Kurt Vonnegut (1922 – 2007)
Kurt Vonnegut is an American writer known for his satirical novels and dark humor.
His career encompasses many pivotal events in 20th-century America, evidenced in the subject matter of his fourteen novels, three short-story collections, five plays, and five nonfiction works.
In 1952, Vonnegut published his first novel, Player Piano. It was well acclaimed but not commercially successful. In the nearly 20 years that followed, he continued to publish more novels, including two that were nominated for the
Hugo Awards: The Sirens Of Titan  and Cat's Cradle .
Vonnegut's commercial breakthrough was his sixth novel, Slaughterhouse-Five (1969). The book's anti-war sentiment resonated with its readers amidst the ongoing Vietnam War, and Slaughterhouse-Five went to the top of The New York Times Best Seller list.
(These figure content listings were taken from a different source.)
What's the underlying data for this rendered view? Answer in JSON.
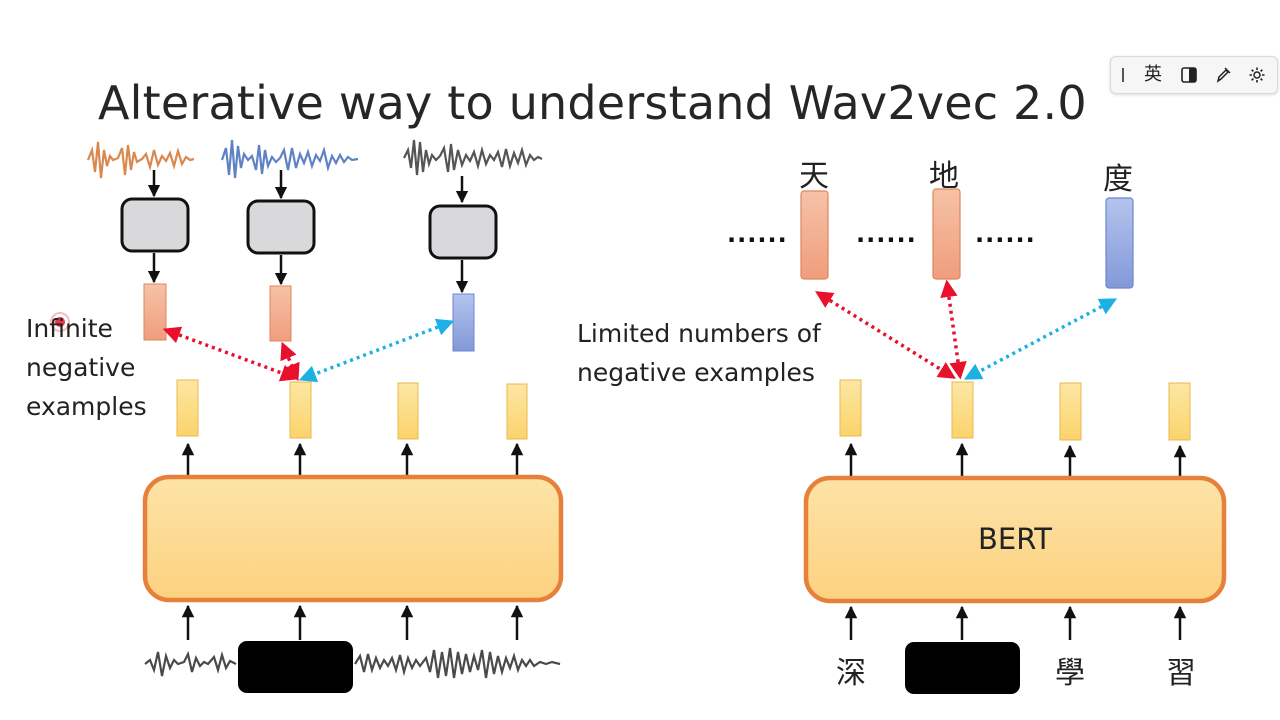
{
  "title": "Alterative way to understand Wav2vec 2.0",
  "left": {
    "label_line1": "Infinite",
    "label_line2": "negative",
    "label_line3": "examples"
  },
  "right": {
    "label_line1": "Limited numbers of",
    "label_line2": "negative examples",
    "model_label": "BERT",
    "output_tokens": [
      "天",
      "地",
      "度"
    ],
    "ellipsis": "......",
    "input_tokens": [
      "深",
      "學",
      "習"
    ]
  },
  "ime_toolbar": {
    "language": "英"
  },
  "colors": {
    "orange_border": "#e7803a",
    "model_fill": "#fdd58c",
    "token_yellow": "#fcd87a",
    "salmon": "#f0a586",
    "blue": "#8fa4dc",
    "red_arrow": "#e8102a",
    "cyan_arrow": "#1cb0e4"
  }
}
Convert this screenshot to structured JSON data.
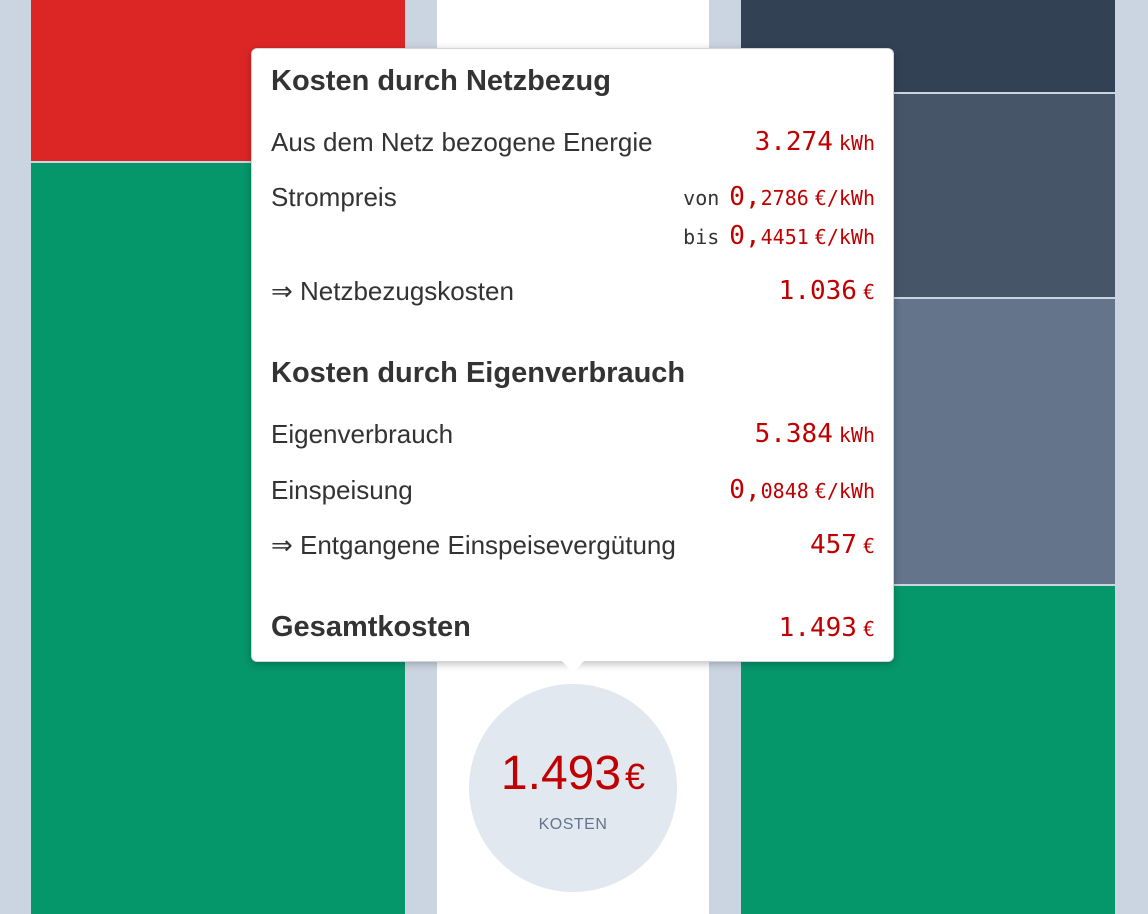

For a taste of his dark humor, consider a 2006 interview where Vonnegut sardonically stated that he would sue the maker of the Pall Mall-branded cigarettes he had been smoking since he was a teenager, for false advertising: "And do you know why? Because I'm 83 years old. The lying bastards! On the package, Brown & Williamson promised to kill me."
Vonnegut died a year later, on April 11, 2007, as a result of brain injuries incurred from a fall at his home.